Le Burkina Faso affirme avoir mis au jour un vaste réseau d’espionnage opéré sous couvert humanitaire. L’ONG internationale INSO, chargée de la sécurité des acteurs humanitaires, est accusée d’avoir collecté illégalement des informations sensibles sur les forces burkinabè. Une affaire qui secoue le monde des ONG et soulève de lourdes questions sur les limites de l’aide internationale.
Le gouvernement burkinabè ne mâche pas ses mots. Selon le ministre de la Sécurité, Mahamadou Sana, les services de renseignement ont démantelé un « réseau d’espionnage dirigé par une ONG étrangère », accusé d’avoir infiltré des informations militaires confidentielles. En ligne de mire : l’International NGO Safety Organisation (INSO), une structure néerlandaise réputée pour ses dispositifs de suivi sécuritaire dans les zones à risque.
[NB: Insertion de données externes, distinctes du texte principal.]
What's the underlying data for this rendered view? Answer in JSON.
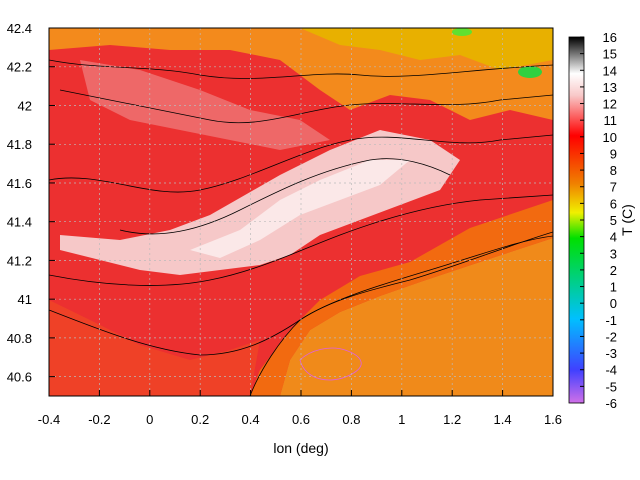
{
  "chart_data": {
    "type": "heatmap",
    "title": "",
    "xlabel": "lon (deg)",
    "ylabel": "",
    "colorbar_label": "T (C)",
    "xlim": [
      -0.4,
      1.6
    ],
    "ylim": [
      40.5,
      42.4
    ],
    "x_ticks": [
      "-0.4",
      "-0.2",
      "0",
      "0.2",
      "0.4",
      "0.6",
      "0.8",
      "1",
      "1.2",
      "1.4",
      "1.6"
    ],
    "y_ticks": [
      "40.6",
      "40.8",
      "41",
      "41.2",
      "41.4",
      "41.6",
      "41.8",
      "42",
      "42.2",
      "42.4"
    ],
    "colorbar_range": [
      -6,
      16
    ],
    "colorbar_ticks": [
      "16",
      "15",
      "14",
      "13",
      "12",
      "11",
      "10",
      "9",
      "8",
      "7",
      "6",
      "5",
      "4",
      "3",
      "2",
      "1",
      "0",
      "-1",
      "-2",
      "-3",
      "-4",
      "-5",
      "-6"
    ],
    "grid": true,
    "contours": true,
    "field_description": "Temperature field over land with contour lines; warm interior (~12-14 C), warmer sea ~8-9 C in the south-east, cooler mountainous north (~6-10 C).",
    "colors": {
      "sea": "#f08a1a",
      "interior": "#f6d2d2",
      "mountain": "#e8b000",
      "colormap": [
        "#d070e8",
        "#4040ff",
        "#00c0ff",
        "#00e000",
        "#f0f000",
        "#f08000",
        "#ff0000",
        "#f8c8c8",
        "#ffffff",
        "#000000"
      ]
    }
  }
}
Les autorités affirment que l’ONG collectait, sans autorisation, des données stratégiques : mouvements de troupes, convois de l’armée, positions GPS des forces de défense et de sécurité (FDS) ainsi que des Volontaires pour la défense de la patrie (VDP).
« Ces informations pouvaient servir à des puissances étrangères ou à des groupes armés », soutient une source sécuritaire citée par l’Agence d’Information du Burkina (AIB).
Des arrestations et une suspension immédiate
L’affaire a éclaté début octobre. Le directeur pays d’INSO, le Français Jean-Christophe Pégon, ainsi que plusieurs collaborateurs — tchèque, franco-sénégalais, malien et burkinabè — ont été interpellés.
Les autorités ont aussitôt suspendu l’ONG pour trois mois, accusant ses dirigeants d’avoir détourné leur mandat humanitaire à des fins obscures. Les locaux ont été perquisitionnés et du matériel informatique saisi.
Entre aveux partiels et flou diplomatique
Selon les premiers éléments de l’enquête, certains employés auraient reconnu avoir collecté des données sur les incidents sécuritaires pour alimenter des rapports destinés aux bailleurs de fonds. Mais aucun élément ne prouve pour l’instant une utilisation « hostile » de ces informations.
INSO, de son côté, garde le silence. L’organisation assure seulement être en contact avec les autorités et réclame le respect des droits de son personnel.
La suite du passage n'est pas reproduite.